Authorities called it an accident, the worst in the city’s recent history, and it cast a pall over Lisbon’s charm for the millions of foreign tourists who arrive every year. Officials did not immediately provide a cause of the crash.
The yellow-and-white streetcar, which is known as Elevador da Gloria and goes up and down a steep downtown hill, was lying on its side on the narrow road that it travels on, its sides and top crumpled. It appeared to have crashed into a building where the road bends, leaving parts of the mostly metal vehicle crushed.
“It hit the building with brutal force and fell apart like a cardboard box…” Teresa d’Avó told Portuguese TV channel SIC.
Several dozen emergency workers were at the scene but most stood down after about two hours.
Eyewitnesses told local media that the streetcar careened down the hill, apparently out of control. One witness said the streetcar toppled onto a man on a sidewalk.
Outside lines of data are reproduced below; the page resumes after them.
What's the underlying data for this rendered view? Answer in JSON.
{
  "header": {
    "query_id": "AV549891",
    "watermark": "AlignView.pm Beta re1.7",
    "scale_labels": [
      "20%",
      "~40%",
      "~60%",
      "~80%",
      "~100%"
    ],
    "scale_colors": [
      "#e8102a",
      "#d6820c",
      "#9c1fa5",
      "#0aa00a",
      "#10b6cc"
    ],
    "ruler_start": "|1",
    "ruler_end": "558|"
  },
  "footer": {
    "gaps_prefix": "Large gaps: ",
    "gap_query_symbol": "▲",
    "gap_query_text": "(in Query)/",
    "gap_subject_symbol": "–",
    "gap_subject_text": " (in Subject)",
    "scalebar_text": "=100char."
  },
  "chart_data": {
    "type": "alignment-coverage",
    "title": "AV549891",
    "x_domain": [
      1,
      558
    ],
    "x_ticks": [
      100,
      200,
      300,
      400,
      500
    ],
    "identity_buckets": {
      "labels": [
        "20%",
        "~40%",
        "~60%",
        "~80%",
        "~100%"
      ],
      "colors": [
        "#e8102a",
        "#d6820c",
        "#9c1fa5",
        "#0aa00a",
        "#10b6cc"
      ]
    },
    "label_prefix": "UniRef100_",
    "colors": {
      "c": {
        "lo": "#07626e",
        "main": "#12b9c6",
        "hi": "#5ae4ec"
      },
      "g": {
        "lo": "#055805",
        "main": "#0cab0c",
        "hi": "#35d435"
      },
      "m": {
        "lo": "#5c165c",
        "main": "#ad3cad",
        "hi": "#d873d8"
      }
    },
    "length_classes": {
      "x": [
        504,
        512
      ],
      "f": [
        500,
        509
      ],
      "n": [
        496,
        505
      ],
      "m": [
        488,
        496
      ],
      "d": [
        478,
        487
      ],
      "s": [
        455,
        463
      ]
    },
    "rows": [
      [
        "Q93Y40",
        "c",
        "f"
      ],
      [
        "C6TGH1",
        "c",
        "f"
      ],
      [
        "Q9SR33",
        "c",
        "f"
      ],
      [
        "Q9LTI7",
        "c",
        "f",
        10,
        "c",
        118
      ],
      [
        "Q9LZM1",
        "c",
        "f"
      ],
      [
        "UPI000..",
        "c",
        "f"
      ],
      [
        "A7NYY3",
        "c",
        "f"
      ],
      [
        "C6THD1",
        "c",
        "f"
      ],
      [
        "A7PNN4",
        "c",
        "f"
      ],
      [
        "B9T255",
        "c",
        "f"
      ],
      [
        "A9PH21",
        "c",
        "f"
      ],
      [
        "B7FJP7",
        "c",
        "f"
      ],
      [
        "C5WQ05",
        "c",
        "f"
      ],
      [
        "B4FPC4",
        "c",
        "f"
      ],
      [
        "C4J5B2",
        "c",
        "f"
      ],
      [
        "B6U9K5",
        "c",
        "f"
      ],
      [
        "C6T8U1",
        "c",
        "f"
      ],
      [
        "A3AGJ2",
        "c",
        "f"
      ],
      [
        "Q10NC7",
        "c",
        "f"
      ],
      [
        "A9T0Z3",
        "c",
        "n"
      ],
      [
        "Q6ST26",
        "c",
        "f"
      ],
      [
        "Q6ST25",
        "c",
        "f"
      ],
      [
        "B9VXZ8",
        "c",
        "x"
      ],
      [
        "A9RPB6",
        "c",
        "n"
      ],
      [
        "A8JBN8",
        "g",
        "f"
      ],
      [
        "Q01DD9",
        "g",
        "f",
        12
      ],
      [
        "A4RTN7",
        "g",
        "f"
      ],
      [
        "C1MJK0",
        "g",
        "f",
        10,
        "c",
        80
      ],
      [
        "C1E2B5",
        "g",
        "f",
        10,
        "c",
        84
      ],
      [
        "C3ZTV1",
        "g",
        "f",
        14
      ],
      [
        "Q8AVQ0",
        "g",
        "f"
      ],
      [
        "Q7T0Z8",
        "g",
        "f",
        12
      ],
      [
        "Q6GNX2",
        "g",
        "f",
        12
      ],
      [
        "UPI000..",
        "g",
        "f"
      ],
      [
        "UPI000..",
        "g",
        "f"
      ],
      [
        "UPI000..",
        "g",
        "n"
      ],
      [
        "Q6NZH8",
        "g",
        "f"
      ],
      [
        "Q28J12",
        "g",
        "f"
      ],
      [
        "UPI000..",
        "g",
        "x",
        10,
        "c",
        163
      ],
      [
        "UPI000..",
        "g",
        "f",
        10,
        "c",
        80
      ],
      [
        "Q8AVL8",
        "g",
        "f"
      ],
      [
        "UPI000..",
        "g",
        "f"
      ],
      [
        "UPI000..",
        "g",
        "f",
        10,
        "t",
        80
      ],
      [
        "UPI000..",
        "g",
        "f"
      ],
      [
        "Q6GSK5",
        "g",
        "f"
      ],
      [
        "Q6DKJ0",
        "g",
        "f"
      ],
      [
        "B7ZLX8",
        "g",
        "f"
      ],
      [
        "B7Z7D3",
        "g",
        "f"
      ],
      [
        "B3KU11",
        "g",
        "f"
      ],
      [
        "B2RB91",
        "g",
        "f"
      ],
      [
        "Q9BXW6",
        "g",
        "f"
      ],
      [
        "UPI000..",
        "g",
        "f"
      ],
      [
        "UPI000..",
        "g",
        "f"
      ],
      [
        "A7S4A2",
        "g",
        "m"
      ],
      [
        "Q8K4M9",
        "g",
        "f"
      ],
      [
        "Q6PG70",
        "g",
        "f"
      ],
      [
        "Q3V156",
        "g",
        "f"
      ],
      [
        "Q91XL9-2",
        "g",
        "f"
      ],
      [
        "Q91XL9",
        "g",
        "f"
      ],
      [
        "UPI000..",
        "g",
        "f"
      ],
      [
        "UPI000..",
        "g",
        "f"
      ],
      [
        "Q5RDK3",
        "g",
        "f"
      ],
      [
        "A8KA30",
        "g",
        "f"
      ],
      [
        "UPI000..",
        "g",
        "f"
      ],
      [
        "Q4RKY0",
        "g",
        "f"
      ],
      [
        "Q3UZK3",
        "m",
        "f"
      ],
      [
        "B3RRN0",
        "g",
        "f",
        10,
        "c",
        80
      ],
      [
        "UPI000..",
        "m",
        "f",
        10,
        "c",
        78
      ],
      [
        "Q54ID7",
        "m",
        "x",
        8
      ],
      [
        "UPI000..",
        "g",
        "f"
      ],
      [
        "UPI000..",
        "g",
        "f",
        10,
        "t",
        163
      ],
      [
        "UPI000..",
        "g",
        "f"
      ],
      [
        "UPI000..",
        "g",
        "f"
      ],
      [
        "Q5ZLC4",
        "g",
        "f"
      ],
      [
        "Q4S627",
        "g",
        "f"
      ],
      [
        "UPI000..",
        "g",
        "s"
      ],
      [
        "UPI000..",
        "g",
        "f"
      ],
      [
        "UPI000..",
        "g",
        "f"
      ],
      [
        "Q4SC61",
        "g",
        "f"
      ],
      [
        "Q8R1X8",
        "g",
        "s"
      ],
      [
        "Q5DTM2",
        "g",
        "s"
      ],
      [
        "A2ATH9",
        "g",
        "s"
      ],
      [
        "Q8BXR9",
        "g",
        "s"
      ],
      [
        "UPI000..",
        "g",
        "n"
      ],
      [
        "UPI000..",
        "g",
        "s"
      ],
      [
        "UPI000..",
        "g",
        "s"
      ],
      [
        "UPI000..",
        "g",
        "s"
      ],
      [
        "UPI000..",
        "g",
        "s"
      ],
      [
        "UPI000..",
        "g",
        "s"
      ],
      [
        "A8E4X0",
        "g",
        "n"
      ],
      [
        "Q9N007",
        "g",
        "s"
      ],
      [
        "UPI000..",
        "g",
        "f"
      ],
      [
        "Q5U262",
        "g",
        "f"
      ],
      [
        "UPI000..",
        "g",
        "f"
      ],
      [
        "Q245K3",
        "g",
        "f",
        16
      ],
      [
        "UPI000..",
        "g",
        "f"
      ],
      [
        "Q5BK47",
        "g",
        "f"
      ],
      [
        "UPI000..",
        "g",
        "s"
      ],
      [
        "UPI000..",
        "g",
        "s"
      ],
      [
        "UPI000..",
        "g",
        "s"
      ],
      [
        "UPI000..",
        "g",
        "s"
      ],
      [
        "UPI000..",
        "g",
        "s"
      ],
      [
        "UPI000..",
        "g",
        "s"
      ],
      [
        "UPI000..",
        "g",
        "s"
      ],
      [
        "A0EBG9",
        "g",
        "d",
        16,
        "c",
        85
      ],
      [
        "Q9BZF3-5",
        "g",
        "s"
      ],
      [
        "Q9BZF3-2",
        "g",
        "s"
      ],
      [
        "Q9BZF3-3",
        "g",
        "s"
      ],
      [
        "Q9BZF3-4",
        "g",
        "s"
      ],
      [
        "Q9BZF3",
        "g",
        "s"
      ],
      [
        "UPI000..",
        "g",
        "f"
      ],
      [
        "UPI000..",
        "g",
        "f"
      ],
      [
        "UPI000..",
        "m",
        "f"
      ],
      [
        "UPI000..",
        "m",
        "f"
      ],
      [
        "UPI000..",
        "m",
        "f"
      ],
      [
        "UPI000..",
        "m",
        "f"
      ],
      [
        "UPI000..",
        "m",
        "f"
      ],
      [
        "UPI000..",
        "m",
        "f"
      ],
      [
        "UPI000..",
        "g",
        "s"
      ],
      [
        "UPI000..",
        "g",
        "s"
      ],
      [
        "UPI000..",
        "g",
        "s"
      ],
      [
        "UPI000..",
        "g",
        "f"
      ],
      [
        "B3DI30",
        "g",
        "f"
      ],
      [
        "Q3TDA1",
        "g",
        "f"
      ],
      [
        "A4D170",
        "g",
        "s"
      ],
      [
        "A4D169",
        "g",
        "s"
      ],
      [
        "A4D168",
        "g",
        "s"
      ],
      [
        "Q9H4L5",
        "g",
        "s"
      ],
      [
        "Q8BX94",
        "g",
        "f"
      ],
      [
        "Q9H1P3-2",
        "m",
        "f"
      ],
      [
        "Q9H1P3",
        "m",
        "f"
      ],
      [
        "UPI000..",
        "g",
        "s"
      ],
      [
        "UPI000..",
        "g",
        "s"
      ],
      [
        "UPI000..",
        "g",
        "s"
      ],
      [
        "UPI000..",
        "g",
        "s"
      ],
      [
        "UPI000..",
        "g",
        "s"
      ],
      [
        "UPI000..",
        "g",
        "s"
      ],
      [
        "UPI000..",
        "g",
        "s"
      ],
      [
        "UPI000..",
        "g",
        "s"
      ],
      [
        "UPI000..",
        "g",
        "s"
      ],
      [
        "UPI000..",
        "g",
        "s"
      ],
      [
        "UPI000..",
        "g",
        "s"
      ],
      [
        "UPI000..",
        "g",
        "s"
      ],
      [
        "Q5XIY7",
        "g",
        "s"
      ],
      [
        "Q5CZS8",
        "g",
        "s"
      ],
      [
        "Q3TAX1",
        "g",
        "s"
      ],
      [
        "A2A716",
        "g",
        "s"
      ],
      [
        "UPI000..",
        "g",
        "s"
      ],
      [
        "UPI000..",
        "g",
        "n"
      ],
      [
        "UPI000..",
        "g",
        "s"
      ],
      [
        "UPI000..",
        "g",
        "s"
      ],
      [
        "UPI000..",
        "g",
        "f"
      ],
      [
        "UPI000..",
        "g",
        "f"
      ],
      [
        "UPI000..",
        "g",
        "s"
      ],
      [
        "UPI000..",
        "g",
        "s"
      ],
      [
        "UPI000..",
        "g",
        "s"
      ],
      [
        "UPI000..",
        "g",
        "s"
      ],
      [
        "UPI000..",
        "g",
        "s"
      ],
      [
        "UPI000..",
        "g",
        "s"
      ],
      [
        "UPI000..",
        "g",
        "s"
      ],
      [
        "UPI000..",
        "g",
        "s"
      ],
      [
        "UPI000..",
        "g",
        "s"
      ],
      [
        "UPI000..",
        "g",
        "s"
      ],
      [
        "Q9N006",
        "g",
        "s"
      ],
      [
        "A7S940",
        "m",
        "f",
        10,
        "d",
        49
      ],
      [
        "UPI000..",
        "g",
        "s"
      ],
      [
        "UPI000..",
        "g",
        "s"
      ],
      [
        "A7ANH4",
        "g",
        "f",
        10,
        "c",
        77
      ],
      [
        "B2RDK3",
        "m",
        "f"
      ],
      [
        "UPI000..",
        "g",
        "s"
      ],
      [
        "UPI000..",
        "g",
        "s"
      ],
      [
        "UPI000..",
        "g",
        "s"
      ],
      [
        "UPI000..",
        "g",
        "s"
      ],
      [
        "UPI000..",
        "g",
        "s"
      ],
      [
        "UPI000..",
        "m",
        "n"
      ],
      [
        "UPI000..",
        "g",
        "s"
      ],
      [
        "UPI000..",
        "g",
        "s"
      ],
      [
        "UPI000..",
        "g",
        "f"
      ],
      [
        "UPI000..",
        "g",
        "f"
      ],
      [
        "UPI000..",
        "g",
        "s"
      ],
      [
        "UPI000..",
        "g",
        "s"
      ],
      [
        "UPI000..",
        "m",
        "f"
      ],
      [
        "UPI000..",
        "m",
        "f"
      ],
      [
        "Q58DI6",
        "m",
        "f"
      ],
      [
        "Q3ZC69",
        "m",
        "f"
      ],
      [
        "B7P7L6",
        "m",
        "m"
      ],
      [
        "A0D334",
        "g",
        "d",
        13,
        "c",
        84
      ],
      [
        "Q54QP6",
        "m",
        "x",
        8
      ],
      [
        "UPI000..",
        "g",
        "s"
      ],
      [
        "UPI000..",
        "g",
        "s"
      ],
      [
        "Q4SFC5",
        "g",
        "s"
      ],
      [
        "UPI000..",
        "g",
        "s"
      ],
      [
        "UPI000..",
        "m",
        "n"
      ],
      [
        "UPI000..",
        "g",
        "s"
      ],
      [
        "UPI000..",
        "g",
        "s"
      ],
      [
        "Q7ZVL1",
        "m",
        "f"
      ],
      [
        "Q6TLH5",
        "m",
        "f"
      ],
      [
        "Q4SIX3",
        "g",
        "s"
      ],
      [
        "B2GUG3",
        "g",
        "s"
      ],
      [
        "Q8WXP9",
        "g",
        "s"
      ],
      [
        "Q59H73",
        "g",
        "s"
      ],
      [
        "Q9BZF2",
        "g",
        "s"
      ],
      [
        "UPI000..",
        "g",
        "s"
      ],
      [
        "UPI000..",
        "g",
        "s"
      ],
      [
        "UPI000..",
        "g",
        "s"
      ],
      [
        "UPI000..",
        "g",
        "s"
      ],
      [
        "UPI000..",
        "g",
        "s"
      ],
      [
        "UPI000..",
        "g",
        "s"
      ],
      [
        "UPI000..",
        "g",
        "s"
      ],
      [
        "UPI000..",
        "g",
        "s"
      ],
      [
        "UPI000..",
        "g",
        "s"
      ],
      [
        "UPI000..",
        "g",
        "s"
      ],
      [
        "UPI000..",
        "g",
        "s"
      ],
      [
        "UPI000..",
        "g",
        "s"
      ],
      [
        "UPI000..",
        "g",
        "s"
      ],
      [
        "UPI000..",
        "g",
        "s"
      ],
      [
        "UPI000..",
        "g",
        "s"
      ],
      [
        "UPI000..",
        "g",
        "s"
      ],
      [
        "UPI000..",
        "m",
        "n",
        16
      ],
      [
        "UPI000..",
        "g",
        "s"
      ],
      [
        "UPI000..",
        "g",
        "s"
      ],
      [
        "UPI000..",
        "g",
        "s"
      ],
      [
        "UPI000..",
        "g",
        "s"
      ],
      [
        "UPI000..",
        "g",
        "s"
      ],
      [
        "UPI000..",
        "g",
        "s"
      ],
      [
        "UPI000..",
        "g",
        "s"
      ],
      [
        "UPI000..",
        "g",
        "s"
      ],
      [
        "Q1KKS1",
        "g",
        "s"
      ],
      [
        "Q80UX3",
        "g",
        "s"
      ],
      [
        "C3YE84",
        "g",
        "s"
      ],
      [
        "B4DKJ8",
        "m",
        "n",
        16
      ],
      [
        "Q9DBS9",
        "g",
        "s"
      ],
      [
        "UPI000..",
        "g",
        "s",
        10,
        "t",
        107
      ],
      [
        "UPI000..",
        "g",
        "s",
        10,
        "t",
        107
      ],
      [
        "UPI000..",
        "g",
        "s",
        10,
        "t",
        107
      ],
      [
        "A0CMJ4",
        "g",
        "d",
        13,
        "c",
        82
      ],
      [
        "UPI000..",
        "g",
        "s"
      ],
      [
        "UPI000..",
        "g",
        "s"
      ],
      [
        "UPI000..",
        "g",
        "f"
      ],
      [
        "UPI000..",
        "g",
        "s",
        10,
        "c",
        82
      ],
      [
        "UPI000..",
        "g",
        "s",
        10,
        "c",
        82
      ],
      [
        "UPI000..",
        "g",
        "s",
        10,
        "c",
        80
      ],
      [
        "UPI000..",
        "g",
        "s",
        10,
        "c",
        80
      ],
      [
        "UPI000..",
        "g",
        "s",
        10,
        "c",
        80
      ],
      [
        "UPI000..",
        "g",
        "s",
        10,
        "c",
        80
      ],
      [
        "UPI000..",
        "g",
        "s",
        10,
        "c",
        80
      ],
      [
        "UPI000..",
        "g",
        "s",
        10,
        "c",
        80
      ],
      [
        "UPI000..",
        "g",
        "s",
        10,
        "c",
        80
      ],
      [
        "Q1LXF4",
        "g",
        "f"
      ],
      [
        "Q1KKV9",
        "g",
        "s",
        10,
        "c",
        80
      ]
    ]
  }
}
Videos shared widely across social media of the moments after the accident showed what appeared to be heavy smoke in the air as people got out of a streetcar just in front of the one that crashed, some racing up the hill to the wreckage as people around yelled.
Carris, the company that operates the streetcar, said scheduled maintenance had been carried out. It offered its deepest condolences to the victims and their families in a social media post, and promised that all due diligence would be taken in finding the causes of the accident.
President Marcelo Rebelo de Sousa offered his condolences to affected families, and Lisbon Mayor Carlos Moedas said the city was in mourning. “It’s a tragedy of the like we’ve never seen,” Moedas said.
Portugal’s government announced that a day of national mourning would be observed on Thursday. “A tragic accident … caused the irreparable loss of human life, which left in mourning their families and dismayed the whole country,” it said in a statement.